Sosyal fobide başkalarının önünde yemek yemek ve içmek, telefonla konuşmak, imza atmak, tartışmak, yoğun kaygı yaratabilir. Bazen birçok insan için çok cazip olabilecek "ilgi odağı olunabileceği düşüncesi" bile yıpratıcı olur. Yaşanılan kaygıyı arttıran düşüncelerden biri de, "bu durumun" diğer insanlar tarafından fark edileceği ve gülünç hale düşüleceği korkusudur. Kendilerine güvenlerinde ve benlik saygılarındaki düşüş, sosyal fobisi olan insanları red edilmeye, olumsuz değerlendirmeye karşı aşırı duyarlı ve tahammülsüz yapar. Sosyal kaygı bozukluğu olan kişiler ayrıca eleştiriler veya olumsuz düşünceler karşısında hassas olabilir. Bir konuşma ya da ilişki başlatmak konusunda çekingen davranabilirler. Dolayısıyla bu durumlarla karşılaştıklarında korku hissedebilir veya bu durumdan kaçınabilirler. Bunların yanı sıra sosyal fobisi olan kişiler çoğunlukla utangaçtır ve göz teması kurmaktan kaçınır.
Sosyal Fobi Nedir?
Sosyal anksiyete bozukluğu ve sosyal fobi genellikle eş anlamlı olarak kullanılmaktadır. Kaygı bozuklukları arasında yer alan sosyal fobi, 1994 yılında yayımlanan DSM-IV ile “sosyal anksiyete bozukluğu” adını almıştır.

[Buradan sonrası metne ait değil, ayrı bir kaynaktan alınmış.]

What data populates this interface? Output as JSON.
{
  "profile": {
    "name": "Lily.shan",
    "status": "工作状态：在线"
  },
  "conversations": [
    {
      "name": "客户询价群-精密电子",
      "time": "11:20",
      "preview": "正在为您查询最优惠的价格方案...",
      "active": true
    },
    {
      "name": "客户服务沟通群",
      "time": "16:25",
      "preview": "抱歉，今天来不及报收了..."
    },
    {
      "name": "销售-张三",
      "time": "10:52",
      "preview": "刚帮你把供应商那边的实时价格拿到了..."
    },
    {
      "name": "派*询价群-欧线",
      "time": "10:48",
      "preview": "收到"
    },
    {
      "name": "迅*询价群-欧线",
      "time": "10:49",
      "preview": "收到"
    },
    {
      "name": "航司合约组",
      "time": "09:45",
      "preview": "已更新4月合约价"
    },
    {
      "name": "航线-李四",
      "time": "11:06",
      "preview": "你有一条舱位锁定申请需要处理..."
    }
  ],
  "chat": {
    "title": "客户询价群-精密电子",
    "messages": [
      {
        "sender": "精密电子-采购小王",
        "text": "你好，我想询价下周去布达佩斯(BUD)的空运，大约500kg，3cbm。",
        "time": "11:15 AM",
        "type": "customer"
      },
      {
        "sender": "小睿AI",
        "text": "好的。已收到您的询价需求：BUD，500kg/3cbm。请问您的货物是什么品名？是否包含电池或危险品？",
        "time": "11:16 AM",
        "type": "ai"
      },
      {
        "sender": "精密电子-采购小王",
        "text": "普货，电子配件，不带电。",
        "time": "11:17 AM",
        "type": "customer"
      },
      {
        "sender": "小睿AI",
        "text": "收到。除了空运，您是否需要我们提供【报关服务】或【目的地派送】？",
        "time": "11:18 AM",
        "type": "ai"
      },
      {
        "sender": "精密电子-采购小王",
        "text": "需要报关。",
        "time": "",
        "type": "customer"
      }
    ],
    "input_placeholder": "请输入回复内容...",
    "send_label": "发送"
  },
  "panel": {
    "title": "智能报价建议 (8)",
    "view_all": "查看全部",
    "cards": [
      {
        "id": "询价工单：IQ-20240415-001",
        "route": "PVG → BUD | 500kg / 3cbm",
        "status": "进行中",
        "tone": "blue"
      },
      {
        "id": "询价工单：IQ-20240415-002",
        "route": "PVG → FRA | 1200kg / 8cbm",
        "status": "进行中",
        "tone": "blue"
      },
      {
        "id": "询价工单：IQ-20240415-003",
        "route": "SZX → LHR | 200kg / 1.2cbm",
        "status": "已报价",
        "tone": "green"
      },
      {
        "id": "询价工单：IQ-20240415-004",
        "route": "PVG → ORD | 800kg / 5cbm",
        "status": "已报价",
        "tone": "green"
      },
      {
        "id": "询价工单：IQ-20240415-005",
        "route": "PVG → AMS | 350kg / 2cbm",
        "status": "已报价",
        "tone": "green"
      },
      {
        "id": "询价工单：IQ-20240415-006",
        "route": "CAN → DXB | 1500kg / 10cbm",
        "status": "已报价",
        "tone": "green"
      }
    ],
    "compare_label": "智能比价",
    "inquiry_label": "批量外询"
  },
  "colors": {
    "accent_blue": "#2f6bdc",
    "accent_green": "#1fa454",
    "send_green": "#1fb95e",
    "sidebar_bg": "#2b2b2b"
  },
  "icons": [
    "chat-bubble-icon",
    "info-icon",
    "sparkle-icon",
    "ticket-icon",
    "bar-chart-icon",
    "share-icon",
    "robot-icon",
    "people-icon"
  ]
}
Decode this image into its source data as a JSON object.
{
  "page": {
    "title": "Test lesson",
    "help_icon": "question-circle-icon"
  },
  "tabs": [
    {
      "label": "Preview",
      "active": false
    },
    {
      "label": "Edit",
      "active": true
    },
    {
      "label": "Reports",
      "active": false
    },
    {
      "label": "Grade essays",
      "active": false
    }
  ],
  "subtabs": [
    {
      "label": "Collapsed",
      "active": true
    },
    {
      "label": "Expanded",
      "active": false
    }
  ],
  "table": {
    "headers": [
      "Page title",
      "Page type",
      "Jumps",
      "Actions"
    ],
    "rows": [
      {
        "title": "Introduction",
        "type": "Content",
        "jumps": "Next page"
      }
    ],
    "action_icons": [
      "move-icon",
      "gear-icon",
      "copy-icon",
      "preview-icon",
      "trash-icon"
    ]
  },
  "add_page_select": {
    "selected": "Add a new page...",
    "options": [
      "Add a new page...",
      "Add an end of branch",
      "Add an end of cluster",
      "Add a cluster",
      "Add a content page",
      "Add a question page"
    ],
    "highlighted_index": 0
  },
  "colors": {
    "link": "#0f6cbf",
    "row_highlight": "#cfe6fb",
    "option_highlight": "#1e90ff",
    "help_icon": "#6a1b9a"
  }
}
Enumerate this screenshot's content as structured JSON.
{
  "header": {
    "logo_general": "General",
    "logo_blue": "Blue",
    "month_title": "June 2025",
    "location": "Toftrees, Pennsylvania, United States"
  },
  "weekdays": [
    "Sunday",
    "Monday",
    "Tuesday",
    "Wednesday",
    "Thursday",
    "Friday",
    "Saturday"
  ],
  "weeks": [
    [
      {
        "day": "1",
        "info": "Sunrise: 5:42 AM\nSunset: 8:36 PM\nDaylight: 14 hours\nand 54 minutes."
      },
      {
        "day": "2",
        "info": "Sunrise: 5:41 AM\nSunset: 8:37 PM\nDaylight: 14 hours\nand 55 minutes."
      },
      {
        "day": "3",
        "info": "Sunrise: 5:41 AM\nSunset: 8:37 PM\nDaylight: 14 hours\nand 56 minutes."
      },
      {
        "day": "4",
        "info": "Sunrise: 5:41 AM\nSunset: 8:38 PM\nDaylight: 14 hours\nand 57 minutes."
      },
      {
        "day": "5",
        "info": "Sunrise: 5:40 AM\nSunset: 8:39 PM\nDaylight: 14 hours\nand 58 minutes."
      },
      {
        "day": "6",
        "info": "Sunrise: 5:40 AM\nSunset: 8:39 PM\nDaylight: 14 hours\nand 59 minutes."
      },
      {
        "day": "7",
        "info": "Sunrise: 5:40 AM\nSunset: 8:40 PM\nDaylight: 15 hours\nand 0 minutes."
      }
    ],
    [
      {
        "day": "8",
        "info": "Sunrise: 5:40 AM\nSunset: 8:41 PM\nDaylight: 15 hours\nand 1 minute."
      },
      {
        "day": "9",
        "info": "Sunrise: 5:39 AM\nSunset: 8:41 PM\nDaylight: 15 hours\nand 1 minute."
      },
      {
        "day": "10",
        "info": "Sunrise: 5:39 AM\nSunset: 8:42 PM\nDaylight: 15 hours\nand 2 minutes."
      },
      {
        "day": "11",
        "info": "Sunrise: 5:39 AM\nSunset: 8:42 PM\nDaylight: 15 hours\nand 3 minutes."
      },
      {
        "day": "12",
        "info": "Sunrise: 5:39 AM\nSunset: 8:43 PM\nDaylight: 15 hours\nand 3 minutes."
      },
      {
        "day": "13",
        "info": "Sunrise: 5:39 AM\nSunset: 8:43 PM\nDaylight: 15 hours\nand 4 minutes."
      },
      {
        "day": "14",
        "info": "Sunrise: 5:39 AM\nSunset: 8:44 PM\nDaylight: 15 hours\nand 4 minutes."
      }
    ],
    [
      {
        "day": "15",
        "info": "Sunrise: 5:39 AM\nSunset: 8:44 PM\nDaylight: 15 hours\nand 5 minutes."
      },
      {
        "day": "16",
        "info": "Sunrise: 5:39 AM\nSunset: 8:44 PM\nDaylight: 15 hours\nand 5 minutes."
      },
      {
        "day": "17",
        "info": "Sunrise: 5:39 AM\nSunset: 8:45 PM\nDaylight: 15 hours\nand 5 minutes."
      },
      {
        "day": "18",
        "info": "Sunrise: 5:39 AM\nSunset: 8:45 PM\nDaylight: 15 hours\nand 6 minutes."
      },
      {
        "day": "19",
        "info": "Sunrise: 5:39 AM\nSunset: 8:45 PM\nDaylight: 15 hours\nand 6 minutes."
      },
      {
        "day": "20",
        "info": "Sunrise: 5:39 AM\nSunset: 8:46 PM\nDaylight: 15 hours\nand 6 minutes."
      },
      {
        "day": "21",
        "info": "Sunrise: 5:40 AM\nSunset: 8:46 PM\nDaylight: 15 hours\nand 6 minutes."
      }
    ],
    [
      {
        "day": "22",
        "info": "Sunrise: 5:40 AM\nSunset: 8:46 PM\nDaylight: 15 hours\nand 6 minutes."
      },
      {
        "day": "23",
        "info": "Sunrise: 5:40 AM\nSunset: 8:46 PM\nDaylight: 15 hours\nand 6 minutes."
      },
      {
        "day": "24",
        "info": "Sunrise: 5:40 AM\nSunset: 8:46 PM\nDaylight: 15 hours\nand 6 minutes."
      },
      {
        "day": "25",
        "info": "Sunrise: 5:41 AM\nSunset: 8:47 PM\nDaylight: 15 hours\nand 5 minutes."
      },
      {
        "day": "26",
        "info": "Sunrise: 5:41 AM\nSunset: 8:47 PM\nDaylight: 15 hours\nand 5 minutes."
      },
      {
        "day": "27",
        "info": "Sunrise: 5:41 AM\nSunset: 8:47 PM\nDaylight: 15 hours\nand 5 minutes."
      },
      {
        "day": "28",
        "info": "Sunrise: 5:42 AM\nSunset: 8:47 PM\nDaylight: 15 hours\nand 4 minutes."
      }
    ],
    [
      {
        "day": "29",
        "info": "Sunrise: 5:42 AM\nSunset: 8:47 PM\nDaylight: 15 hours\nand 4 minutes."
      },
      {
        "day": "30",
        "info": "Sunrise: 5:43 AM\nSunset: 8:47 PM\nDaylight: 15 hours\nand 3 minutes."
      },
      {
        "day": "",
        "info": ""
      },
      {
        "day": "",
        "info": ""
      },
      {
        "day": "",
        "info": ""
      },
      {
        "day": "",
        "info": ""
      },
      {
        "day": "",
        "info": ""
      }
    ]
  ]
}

Sosyal fobi, belirli toplumsal durumlarda küçük düşme korkusunun neden olduğu, psikolojik, bedensel ve davranışsal belirtilerin eşlik ettiği, işlevsellikte önemli kayıplara neden olan bir anksiyete bozukluğudur.
Sosyal fobi ne sıklıkta görülür?
Sosyal fobi en sık rastlanan anksiyete (kaygı) bozukluğudur. Yaşam boyu yaygınlığı genel olarak %3-13 arasındadır. Türkiye’de yaygınlığı %1,8 olarak bildirilmiştir. Diğer psikiyatrik bozukluklarla belirtilerin sıklıkla üst üste binmesi ve kesin sınırları olmayan tanı ölçütleri nedeniyle sıklık oranları değişkenlik göstermektedir.
Sosyal fobi genellikle onlu yaşlarda başlar. Ortalama başlangıç yaşı 5-20 yaş arasındadır. İleri yaşta görülmesi nadirdir. Yaygın alt tipinde başlangıç yaşı daha erkenken, sınırlı tipte daha geçtir.
Sosyal fobi belirtileri ve Alt Tipleri nelerdir?
Toplumların tutumlarına ve değer yargılarına göre sosyal fobinin klinik görünümü ve işlevsellikte bozulma değişkenlik gösterebilir. Sosyal fobik kişilerin anksiyetesi sosyal ortamlarda; yemek yemek, konuşmak, başkalarının önünde yazı yazmak, partilere katılmak, biriyle tanışmak gibi durumlarda artmaktadır. Korkulan bu ortamların sayısı ve tipi, sosyal fobinin alt gruplara sınıflandırılmasına yol açmıştır. Yaygın olan tipinde bütün sosyal ortamlarda fobik belirtiler ortaya çıkmaktadır ve %50- 80 oranında görülmektedir. Bu tipte ailesel özellikler, yeti kaybı, direnç ve birlikteliğinde diğer psikiyatrik rahatsızlıkların oranı daha fazladır. Sınırlı tipinde ise anksiyeteye neden olan tek bir durum vardır. Dolayısıyla işlevsellik kaybı da daha azdır.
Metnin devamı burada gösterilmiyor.